At present it is a room sixteen feet square, one side of which is occupied by two nearly square windows. The wood-work, including a five-foot wainscot of small square panels, is painted a glittering varnished white which is warm in tone, but not creamy. The upper halves of the square windows are of semi-opaque yellow glass, veined and variable, but clear enough everywhere to admit a stained yellow light. Below these, thin yellow silk curtains cross each other, so that the whole window-space radiates yellow light. If we reflect that the colour of sunlight is yellow, we shall be able to see both the philosophy and the result of this treatment.

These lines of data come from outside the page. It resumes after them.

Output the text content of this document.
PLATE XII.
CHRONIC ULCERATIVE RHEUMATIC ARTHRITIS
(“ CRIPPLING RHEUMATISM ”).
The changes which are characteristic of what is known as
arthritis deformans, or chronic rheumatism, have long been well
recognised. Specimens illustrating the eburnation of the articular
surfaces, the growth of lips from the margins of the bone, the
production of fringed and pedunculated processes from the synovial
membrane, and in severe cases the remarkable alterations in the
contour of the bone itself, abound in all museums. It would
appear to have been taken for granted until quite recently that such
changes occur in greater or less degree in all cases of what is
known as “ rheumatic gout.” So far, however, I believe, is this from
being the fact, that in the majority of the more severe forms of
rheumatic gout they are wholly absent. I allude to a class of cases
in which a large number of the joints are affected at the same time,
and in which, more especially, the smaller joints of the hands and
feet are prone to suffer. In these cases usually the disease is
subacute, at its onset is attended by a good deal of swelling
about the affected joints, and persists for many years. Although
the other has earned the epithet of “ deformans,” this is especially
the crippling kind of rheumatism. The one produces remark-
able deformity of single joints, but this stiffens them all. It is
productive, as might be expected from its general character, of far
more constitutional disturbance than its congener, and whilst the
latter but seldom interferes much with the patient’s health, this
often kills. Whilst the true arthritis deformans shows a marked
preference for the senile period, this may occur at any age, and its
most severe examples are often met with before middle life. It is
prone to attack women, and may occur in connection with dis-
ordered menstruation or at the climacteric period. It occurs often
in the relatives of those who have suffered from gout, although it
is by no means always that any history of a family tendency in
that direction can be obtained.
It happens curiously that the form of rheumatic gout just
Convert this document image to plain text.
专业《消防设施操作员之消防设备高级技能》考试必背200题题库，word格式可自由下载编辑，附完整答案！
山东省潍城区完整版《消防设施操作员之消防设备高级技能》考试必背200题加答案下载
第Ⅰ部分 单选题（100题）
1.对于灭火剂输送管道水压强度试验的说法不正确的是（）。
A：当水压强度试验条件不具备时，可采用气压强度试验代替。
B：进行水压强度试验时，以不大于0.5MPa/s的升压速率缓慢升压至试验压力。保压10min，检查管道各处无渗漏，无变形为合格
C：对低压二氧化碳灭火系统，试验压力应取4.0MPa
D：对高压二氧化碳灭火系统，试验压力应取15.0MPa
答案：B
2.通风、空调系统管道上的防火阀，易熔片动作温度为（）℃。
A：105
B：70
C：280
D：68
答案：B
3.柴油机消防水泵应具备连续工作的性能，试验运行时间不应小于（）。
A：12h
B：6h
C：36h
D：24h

The wall above the wainscot is covered with a plain unbleached muslin, stencilled at the top in a repeating design of faint yellow tilelike squares which fade gradually into white at a foot below the ceiling. At intervals along the wall are water-colours of flat Holland meadows, or blue canals, balanced on either side by a blue delft plate, and in a corner near the window is a veritable blue porcelain stove, which once faintly warmed some far-off German interior. The floor is polished oak, as are the table and chairs. I purposely leave out all the accessories and devices of brass and silver, the quaint brass-framed mirrors, the ivy-encircled windows, the one or two great ferns, the choice blue table-furniture:- because these are personal and should neither be imitated or reduced to rules.